New technological development usually follows what is known as the Gartner hype cycle. First, there is the trigger – the announcement of some new advance. Then there’s the hype, leading to inflated expectations about the benefits of the technology. This is followed by a period of disillusionment, when it becomes clear that the claims were vastly exaggerated.

As practical ways of implementing the technology become clear and second- and third-generation products appear, users begin to understand and apply the technology properly. This is followed by a plateau of productivity when the technology becomes generally accepted and starts to pay off.

Precision crop farming technology and the use of GM seed have probably reached this stage. Both enable farmers to produce more efficiently.

A USDA study shows savings of about R740/ha are common where yield mapping and the variable application of fertiliser and seed (variable rate technology) are used. Similar savings are found with precision feeding in intensive and pasture-based dairy herds.

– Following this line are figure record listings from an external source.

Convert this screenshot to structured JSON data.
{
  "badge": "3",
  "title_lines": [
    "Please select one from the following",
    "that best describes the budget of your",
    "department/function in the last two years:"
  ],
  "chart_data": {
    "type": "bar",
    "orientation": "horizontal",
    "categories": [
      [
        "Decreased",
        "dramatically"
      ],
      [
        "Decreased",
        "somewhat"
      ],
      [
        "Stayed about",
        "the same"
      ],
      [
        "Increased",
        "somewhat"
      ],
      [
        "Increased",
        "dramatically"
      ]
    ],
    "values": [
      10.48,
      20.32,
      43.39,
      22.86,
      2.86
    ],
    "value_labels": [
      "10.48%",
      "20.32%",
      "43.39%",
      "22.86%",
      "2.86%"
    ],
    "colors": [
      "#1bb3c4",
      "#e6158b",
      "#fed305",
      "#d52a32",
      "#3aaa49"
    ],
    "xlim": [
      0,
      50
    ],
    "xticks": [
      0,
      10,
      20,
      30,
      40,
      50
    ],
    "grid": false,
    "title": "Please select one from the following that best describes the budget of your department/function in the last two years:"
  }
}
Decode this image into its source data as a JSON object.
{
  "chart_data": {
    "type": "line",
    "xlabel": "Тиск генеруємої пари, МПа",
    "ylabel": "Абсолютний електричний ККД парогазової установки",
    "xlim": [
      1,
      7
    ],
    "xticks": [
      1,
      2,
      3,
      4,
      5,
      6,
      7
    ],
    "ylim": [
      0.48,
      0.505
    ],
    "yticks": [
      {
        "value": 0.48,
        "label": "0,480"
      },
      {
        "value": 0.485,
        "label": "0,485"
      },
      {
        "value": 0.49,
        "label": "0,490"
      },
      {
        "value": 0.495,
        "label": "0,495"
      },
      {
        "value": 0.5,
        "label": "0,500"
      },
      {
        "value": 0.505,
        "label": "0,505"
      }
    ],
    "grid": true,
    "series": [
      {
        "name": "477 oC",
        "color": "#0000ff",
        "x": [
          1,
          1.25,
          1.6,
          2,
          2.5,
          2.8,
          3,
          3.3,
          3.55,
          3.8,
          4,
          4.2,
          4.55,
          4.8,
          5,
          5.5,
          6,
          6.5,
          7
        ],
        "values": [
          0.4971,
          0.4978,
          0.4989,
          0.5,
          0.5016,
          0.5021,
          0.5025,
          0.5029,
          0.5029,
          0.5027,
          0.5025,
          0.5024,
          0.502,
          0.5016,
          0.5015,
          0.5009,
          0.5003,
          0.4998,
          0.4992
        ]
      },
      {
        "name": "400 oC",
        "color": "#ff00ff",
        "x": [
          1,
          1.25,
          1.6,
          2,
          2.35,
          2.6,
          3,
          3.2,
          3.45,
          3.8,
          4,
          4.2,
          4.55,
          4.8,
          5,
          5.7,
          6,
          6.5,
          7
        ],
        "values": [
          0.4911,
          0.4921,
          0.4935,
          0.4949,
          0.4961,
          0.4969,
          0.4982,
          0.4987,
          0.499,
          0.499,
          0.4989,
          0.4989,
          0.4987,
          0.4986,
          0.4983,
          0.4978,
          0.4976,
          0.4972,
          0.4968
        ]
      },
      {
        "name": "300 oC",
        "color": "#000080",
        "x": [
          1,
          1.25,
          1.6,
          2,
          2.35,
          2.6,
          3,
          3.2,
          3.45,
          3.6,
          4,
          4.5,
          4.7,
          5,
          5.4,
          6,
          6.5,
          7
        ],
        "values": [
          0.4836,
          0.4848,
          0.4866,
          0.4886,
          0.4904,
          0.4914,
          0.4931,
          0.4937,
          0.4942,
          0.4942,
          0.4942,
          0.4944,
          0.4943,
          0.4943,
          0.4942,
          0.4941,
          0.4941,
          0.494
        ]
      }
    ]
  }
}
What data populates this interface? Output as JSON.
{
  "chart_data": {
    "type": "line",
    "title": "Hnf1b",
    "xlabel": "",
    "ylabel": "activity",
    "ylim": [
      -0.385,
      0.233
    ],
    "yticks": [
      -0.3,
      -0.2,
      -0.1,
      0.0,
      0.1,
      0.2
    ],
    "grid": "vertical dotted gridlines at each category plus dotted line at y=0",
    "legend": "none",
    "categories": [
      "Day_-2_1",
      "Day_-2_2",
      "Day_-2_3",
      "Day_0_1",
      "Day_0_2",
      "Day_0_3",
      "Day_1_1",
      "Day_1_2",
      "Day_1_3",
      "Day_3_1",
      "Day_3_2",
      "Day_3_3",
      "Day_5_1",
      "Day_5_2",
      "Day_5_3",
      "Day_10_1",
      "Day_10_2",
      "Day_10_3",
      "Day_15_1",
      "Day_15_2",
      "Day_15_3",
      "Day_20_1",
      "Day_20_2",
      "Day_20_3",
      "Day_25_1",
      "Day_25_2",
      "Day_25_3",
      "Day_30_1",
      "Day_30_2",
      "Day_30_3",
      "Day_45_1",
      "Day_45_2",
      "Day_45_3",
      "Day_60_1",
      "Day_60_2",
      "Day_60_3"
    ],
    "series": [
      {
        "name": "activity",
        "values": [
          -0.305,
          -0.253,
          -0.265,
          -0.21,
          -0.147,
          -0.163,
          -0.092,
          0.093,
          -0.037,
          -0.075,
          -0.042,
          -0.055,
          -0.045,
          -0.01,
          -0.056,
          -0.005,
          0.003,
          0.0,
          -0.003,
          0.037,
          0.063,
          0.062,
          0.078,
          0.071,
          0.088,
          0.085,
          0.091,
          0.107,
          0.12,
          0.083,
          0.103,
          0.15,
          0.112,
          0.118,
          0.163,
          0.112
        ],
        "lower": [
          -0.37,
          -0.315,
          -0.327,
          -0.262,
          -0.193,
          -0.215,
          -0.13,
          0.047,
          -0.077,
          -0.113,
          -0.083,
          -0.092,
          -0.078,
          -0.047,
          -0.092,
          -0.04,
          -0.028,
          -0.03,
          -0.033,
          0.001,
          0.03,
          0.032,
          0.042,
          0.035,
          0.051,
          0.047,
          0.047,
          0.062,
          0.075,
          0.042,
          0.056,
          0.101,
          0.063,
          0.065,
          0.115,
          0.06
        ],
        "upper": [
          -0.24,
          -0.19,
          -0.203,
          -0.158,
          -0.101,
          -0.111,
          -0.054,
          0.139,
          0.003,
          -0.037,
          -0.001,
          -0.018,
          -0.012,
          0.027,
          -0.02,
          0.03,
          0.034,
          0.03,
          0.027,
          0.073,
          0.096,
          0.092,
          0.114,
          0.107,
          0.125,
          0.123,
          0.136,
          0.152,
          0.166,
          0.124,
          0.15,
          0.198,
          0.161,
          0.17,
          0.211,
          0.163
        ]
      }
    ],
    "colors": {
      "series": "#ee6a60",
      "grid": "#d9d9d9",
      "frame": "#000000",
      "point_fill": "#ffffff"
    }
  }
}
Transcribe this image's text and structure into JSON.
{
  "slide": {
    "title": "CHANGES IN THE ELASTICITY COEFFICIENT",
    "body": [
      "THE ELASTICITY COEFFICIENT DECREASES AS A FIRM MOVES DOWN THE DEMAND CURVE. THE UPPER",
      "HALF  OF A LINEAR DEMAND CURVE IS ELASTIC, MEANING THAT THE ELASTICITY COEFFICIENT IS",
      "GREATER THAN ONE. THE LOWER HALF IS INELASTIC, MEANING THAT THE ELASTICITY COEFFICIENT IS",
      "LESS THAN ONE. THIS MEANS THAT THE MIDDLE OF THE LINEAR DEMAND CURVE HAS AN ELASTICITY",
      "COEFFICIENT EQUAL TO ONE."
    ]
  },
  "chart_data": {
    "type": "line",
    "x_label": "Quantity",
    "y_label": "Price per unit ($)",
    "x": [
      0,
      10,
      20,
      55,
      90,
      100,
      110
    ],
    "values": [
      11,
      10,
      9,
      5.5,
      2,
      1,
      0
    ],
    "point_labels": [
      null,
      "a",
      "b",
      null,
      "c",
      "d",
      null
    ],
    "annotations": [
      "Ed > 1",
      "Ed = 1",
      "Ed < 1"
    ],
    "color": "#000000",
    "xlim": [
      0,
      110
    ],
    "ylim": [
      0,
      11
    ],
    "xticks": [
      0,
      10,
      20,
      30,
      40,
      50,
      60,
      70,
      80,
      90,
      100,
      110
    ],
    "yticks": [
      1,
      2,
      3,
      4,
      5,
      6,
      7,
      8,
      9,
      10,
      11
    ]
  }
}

Applying technology optimally

Two types of technology are used in agriculture – scale-neutral and scale-dependent. The first can be employed irrespective of the size of the farming operation. GM maize seed, for example, can be used by both the small-scale and larger farmer.

Indeed, the small-scale farmer who does not possess all the necessary equipment or management skills will probably do better with GM seed than without. Precision farming technology is not scale-neutral. The operation must be large enough to afford the capital equipment needed to apply it. This is one of the factors driving the movement towards larger farms.

Modern technologies can also create friendlier working environments, such as the air-conditioned cab of a modern combine harvester. The trick is not to get bogged down in all of this. Capital expenditure should be evaluated not only in terms of efficiency and profitability, but affordability.

This involves more than luxury or unnecessary features; it involves factors such as staff training. For example, with new technology, farm workers are no longer manual labourers. They are now technicians in control of highly expensive equipment. Failing to operate this efficiently can result in costly mistakes.

Therefore proper worker training becomes more important than ever – and an additional cost!

Difficult decisions
All the technology in the world cannot get around the fact that most crop and livestock farmers produce commodities, then leave the marketing of these in the hands of others.

Maize farmers, for example, produce maize very efficiently, then deliver it to the nearest silo at whatever price rules at the time. Intensive livestock farmers buy this maize at the prevailing price. The only ones who truly benefit are the silo owners.

I once asked a grain farmer why this happens. He reminded me that a large portion of the summer-grain crop is no longer the property of the farmer when it’s delivered. Production credit keeps the grain production system going, but it limits farmers’ ability to choose where and when to buy inputs such as fertiliser.

Perhaps more importantly, it limits farmers’ ability to choose ways of marketing products. Those able to market their products directly to grain users can create value for both.

In short, modern technologies can help producers farm more efficiently. Yet if it is too expensive or unsuitable, it can cause more problems than it is meant to solve. Choosing the right level of technology for a farm is crucial.